何でだろう? さっき出なかった答えがすぐに出た。
もちろん答えはNOだ。
諦められるなら最初っから諦めていたから。
そう、駄目だよ! 弱気になっちゃ駄目なんだよ!
菫は瞼を閉じた。
大丈夫よ…信じるのよ菫…
信じる者は救われるっていうでしょ!
今日は…聖夜なんだよ…クリスマスなんだからね…
…あっ…MMOのクリスマスレイドイベント忘れてた。
あっ! 予約したアニメを取りに行くのも忘れてた。
☆★☆★☆★☆★
午後八時。
行幸のアパート。
狭い部屋の中には幸桜と行幸と菫の三人が座っていた。
三人は最初に軽く挨拶をした程度でお互いに会話はしない。
いや、出来る状況ではないと言った方が適切かもしれない。
緊張の走る狭いアパート内部。
壁に貼ってある某エロゲのポスターが浮きまくっている。
「くあぁぁぁ!」
行幸が吼えながら両手を上げた。
何だこの空気は! 重すぎるだろ!
行幸は我慢というのが苦手だ。どんな状況でも一番に緊張の糸が切れるのが行幸だ。
「今日で世界が滅ぶって訳じゃないんだぞ? なんだこの緊張感は!」
幸桜と菫に向かってそう言ったが、二人は無言のままだ。
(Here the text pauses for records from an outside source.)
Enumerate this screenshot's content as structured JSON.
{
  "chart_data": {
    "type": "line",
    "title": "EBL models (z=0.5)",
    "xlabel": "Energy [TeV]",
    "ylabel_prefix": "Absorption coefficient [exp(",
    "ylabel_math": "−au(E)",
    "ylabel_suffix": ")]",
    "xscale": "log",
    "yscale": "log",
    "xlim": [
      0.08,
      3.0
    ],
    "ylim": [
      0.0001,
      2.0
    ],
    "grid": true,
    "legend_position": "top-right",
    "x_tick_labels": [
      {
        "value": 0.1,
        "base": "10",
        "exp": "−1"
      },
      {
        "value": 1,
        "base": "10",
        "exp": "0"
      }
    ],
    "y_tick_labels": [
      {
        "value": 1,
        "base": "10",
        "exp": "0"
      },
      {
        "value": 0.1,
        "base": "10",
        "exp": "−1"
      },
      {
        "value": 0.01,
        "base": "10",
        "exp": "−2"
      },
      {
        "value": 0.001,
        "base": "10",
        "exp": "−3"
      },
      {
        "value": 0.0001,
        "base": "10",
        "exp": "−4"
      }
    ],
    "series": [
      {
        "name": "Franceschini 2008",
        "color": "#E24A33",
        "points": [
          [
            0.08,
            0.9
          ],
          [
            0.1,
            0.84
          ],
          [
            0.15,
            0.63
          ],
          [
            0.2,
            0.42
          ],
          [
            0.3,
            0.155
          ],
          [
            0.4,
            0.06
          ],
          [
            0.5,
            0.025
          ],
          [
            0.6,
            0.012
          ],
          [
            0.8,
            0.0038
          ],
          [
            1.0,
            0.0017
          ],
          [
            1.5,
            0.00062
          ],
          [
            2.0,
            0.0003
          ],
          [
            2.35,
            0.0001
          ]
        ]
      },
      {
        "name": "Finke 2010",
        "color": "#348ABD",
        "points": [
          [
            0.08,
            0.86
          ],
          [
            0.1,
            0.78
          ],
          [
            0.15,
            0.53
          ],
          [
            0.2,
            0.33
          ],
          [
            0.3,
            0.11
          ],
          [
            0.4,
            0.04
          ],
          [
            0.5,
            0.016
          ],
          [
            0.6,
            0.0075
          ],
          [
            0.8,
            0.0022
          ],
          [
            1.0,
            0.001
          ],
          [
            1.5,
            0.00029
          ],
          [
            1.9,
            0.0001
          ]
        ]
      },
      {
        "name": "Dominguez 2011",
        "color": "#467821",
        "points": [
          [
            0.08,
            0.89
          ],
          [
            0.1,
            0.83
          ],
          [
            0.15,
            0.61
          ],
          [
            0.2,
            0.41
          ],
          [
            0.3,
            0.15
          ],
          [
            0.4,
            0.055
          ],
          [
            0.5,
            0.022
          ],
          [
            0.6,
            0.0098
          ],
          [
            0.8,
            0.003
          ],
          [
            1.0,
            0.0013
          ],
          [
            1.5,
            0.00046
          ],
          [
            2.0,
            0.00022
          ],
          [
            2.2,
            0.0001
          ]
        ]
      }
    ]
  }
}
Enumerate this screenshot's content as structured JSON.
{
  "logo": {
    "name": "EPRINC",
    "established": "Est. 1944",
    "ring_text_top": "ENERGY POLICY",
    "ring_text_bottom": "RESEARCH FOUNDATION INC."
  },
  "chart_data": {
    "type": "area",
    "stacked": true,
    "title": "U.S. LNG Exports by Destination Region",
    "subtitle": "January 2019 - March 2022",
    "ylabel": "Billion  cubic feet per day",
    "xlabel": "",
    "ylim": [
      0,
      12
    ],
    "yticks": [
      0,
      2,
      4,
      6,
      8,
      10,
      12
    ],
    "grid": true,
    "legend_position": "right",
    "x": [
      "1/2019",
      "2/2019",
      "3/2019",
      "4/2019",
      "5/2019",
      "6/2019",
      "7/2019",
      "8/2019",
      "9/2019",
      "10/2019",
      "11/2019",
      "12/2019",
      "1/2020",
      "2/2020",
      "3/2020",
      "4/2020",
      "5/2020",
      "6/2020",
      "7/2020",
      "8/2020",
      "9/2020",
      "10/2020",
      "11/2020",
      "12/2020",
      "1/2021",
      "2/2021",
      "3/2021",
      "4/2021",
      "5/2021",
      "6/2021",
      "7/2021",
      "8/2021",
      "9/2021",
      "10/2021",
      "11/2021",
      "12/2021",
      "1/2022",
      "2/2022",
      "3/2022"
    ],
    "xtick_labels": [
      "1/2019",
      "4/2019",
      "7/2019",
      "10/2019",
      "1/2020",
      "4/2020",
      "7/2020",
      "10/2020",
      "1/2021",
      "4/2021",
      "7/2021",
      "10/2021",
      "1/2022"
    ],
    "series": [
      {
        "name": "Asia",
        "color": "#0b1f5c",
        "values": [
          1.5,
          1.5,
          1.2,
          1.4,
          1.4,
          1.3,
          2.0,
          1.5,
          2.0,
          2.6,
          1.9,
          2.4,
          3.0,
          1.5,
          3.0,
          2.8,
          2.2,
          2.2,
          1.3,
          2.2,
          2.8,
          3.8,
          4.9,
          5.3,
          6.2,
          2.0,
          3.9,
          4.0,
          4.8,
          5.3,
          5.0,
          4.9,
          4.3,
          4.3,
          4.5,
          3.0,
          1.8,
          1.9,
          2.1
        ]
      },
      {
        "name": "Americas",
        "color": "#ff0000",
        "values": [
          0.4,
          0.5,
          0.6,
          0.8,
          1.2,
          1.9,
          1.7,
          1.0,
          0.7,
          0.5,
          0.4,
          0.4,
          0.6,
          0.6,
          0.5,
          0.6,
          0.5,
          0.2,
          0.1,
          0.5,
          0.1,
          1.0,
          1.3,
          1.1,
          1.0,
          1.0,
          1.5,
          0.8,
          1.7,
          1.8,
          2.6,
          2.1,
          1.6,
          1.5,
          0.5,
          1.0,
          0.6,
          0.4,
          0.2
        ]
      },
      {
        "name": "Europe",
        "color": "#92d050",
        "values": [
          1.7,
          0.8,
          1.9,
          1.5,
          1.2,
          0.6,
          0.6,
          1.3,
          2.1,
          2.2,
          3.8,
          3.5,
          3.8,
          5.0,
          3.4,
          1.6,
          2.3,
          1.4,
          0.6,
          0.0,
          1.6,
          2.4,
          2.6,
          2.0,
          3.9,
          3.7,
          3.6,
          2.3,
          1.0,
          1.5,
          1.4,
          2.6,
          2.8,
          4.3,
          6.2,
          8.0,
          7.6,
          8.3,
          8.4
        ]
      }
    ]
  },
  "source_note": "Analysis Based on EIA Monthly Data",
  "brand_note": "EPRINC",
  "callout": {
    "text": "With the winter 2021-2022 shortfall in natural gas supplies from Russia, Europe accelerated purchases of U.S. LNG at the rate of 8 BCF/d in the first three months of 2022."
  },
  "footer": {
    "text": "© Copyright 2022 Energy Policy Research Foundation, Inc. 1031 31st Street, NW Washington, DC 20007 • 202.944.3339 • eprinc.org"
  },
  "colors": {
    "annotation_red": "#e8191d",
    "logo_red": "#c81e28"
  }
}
行幸は目をパチパチとする。
「いや、お願いだから何か話してくれないか? 俺さ、すげーこの空間が嫌なんだけど」
「「……」」
しかし無言だ。
今度は行幸の顔がどんどん赤くなった。
解るよ? 緊張するのは解るよ? 俺だって緊張してるから!
お前らも会話すら出来ないくらいに緊張してるんだろ? そんなの解ってるって! でもな? マジで空気が重過ぎるんだよ! お前らだってこの場にいるのがすごく嫌だって思ってんだろ? だったら話せよ! 少しでも緊張をほぐそうとは思わないのか?
なんて言えねぇ…
行幸は我慢が出来ない上にヘタレだった。
くそぉぉ…エロゲみたいにこいつらの考えている事が噴出しに出れば…
こういう時にゲームはマジでいいよな…
そしてすぐに現実逃避をする。
☆★☆★☆★☆★
それから10分後。状況は変わらずだった。
リリア! 早く来い! 来てくれよ…
もう限界で涙目の行幸。もはや神たのみ。いや、天使たのみだ。
すると、行幸の願いが通じたのか目の前にリリアが現れた。
天使長とシャルテの姿はない。
「リリア!」
まるで待っていた恋人が現れたくらいに嬉しそうな表情をする行幸。
「待ってたんだぞ? 遅いじゃないか!」
『現在は八時十分です。約束は八時三十分です。遅くはありません』
しかし、今日のリリアは冷たかった。
「リリア、なんかテンションが低くないか?」
『いえ、何も変わりませんが何か?』
「そ、そうか?」
何が何も変わりませんだ! 初めて出会った頃よりも冷たいだろ!
『……皆さん、揃っているようですね』
リリアは冷静な表情で、青い顔の菫と赤い顔の幸桜を見る。
『なるほど…』
「何だよ? 何が『なるほど』なんだよ?」
『いえ…お二人とも色々と思う所があるのだと…そう思っただけです』
「お二人って、俺は入ってないのかよ」
『ああ、すっかり忘れていました』
「ちょ、ちょっと待て! こうして話をしてるのに忘れる訳ないだろ!」
『では、移動しましょうか』
「おい! 俺は無視かよ!?」
リリアは躊躇なく魔法を唱えた。
すると、行幸の目の前が真っ白になり気が遠くなった。